Frame Descriptions (frame_mode: "descriptions")
When frame_mode is "descriptions", the server returns the frames plus a neutral instruction asking for text descriptions — it does NOT call any LLM itself. YOU fulfill the descriptions, depending on which host you are:
- Claude Code: spawn the
frame-describer subagent (bundled with this plugin) and pass it the frame images. It returns one description per frame in the format Frame at [timestamp] — [description].
- Codex CLI: use
frame_mode: "paths", then open the listed frame files with your view_image tool. For a handful of frames, describe them yourself inline in the same Frame at [timestamp] — [description] format. For larger batches, delegate to the frame-describer custom agent — name it explicitly as "frame-describer" in your delegation prompt (Codex only uses custom agents when they are named explicitly) and pass it the frame file paths with timestamps. (Install it once via the setup skill: it copies codex/agents/frame-describer.toml into ~/.codex/agents/.)
- Any other host without subagents: view the frames and write the descriptions yourself inline, same format. Cover people, on-screen text, objects, setting, and changes from the previous frame. Be factual — describe, don't interpret.
Either way, use the resulting descriptions in place of repeated image viewing for follow-up reasoning.
Parameter Guide
fps: "auto" for general overview. Use the video's original fps (from video_info) for frame-by-frame detail. Use 5-10 for analyzing specific short moments. Use 0.1-0.5 for long videos.

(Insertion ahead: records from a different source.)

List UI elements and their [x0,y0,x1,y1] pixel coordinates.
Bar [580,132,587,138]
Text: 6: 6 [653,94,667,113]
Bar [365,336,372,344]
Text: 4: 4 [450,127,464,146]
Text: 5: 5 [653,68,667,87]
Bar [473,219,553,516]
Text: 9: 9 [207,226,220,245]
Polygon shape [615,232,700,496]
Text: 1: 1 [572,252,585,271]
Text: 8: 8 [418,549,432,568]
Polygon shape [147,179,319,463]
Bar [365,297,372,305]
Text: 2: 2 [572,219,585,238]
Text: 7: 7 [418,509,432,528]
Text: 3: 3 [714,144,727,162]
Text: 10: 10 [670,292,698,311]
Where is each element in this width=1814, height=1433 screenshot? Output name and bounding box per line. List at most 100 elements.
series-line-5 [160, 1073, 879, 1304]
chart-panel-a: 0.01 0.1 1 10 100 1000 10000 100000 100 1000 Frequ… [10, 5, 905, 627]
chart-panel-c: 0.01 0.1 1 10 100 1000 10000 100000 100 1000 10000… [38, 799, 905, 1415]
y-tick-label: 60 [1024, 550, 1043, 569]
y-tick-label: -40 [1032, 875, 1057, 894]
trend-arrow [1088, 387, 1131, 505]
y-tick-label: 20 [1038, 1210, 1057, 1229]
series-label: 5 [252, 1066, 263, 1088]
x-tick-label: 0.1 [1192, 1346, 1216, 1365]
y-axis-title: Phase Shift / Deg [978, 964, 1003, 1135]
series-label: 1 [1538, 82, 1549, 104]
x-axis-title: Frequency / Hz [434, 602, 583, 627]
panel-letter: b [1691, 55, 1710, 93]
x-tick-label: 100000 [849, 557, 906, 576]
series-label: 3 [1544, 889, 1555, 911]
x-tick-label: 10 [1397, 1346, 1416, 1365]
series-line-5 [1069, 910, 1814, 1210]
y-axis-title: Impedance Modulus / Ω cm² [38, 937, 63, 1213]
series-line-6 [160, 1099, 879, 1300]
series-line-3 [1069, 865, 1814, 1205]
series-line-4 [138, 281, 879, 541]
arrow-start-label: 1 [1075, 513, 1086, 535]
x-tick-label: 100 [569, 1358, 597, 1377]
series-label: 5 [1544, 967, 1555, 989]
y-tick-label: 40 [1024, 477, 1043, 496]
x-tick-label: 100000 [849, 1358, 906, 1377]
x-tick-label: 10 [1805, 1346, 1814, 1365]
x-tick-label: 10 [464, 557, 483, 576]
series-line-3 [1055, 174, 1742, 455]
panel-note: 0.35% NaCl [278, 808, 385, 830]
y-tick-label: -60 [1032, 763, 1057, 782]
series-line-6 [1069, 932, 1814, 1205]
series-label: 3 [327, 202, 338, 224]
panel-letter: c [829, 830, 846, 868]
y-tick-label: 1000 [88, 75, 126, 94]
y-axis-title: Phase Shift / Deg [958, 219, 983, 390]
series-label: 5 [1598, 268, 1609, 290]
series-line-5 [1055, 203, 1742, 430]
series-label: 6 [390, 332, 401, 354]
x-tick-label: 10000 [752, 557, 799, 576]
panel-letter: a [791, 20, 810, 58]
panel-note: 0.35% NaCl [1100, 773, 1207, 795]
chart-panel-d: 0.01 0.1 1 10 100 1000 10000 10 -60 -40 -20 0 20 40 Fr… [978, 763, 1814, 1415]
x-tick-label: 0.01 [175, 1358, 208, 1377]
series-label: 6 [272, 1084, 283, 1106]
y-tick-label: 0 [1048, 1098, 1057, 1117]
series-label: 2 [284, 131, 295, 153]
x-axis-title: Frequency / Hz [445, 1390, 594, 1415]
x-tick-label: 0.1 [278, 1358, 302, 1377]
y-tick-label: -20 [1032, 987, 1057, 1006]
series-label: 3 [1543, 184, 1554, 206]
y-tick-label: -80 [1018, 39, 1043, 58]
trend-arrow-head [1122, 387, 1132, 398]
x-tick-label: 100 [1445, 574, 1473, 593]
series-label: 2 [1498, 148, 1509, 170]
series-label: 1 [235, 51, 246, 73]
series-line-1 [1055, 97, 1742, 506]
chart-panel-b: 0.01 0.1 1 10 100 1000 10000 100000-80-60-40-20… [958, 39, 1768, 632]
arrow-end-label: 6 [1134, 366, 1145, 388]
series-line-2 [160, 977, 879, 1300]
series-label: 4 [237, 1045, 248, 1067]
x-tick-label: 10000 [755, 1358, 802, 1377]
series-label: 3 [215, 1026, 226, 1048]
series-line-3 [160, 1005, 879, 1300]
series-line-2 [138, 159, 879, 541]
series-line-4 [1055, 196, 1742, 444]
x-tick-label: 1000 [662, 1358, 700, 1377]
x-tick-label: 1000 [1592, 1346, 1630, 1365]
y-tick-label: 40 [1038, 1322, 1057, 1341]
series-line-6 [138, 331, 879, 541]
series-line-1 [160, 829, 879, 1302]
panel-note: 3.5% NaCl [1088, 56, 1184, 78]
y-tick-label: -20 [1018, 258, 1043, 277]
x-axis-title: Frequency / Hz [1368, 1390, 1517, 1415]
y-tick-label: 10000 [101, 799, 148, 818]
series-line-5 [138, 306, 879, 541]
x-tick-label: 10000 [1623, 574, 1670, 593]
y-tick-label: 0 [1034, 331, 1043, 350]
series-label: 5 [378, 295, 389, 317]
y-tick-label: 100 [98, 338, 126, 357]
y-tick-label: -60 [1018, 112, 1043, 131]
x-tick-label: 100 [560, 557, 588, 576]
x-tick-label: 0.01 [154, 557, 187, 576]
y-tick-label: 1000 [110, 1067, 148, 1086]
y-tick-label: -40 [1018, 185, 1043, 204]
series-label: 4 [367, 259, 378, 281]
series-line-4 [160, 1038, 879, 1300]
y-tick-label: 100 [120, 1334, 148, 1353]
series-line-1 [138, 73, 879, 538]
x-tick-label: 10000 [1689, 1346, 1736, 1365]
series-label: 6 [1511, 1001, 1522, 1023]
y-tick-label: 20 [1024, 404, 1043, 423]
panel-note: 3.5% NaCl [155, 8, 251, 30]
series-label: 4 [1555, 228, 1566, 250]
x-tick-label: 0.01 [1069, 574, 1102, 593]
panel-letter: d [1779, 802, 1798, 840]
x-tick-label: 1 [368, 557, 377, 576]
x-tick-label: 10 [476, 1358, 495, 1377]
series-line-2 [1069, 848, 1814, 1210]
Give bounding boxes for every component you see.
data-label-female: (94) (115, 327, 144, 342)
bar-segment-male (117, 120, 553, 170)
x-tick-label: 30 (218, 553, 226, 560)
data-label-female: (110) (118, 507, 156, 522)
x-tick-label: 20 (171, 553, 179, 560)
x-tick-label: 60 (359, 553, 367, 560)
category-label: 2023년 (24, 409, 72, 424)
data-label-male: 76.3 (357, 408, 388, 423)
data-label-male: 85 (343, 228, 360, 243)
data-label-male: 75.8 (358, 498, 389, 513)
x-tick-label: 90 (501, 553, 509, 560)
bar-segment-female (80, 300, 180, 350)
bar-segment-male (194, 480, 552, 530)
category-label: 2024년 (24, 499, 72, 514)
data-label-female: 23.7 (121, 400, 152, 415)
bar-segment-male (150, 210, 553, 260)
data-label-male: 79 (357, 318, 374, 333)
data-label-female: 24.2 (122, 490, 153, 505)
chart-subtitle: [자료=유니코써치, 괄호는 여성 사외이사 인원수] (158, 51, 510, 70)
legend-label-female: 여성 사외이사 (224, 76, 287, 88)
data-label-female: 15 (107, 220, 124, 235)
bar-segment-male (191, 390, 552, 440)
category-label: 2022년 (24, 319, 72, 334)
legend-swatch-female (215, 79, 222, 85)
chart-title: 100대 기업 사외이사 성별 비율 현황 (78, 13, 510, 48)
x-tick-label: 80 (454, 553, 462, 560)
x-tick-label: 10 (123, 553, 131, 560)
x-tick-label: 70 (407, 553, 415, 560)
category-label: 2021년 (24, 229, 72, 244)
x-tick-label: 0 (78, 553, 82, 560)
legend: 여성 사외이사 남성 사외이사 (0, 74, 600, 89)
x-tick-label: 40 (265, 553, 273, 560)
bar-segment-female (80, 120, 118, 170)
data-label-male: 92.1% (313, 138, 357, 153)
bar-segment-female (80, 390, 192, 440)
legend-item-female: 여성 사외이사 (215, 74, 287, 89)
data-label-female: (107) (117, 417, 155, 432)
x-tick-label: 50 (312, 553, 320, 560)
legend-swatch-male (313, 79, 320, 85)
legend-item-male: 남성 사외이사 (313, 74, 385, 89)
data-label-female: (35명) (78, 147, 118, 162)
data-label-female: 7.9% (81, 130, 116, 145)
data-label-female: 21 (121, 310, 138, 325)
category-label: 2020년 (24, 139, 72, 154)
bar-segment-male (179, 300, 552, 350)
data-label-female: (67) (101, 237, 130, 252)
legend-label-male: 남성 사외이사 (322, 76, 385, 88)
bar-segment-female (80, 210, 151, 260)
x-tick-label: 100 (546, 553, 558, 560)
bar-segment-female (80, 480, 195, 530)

resolution: 256-512 for quick scans. 512-768 for normal analysis. 1024+ when reading on-screen text or fine details.
segments: Use when you have analysis data. Each segment can have its own fps and resolution. Overrides global fps/start_time/end_time.
view_sample: Returns N evenly spaced frames from the extracted set. Use this to avoid flooding context with too many images.
skip_audio: Set to true when you only need visual analysis.
YouTube URLs: Pass supported YouTube URLs directly as path. Treat
transcription_source: "youtube_subtitles" as stronger than
youtube_auto_captions; auto-captions can still have recognition errors.
Working with Results
You receive:
- Manifest (when enable_index is on) — index of all cached frames by resolution and timestamp. Use this to avoid redundant requests.
- Frames — inline images (
frame_mode: "images") or timestamp -> /abs/path file lists (frame_mode: "paths"; open the files you need with your image-viewing tool). Look at them to understand what's happening visually.
- Audio transcription with timestamps — read the speech content
- Analysis data — scene changes, silence intervals, motion levels, etc.
Combine all sources to form a complete understanding. Use analysis + transcription to guide where you look visually. The analysis tells you WHEN things happen; the frames tell you WHAT happens.
If a tool fails with a setup error (missing ffmpeg, missing model, missing venv), call video_setup and guide the user through the reported fix before retrying.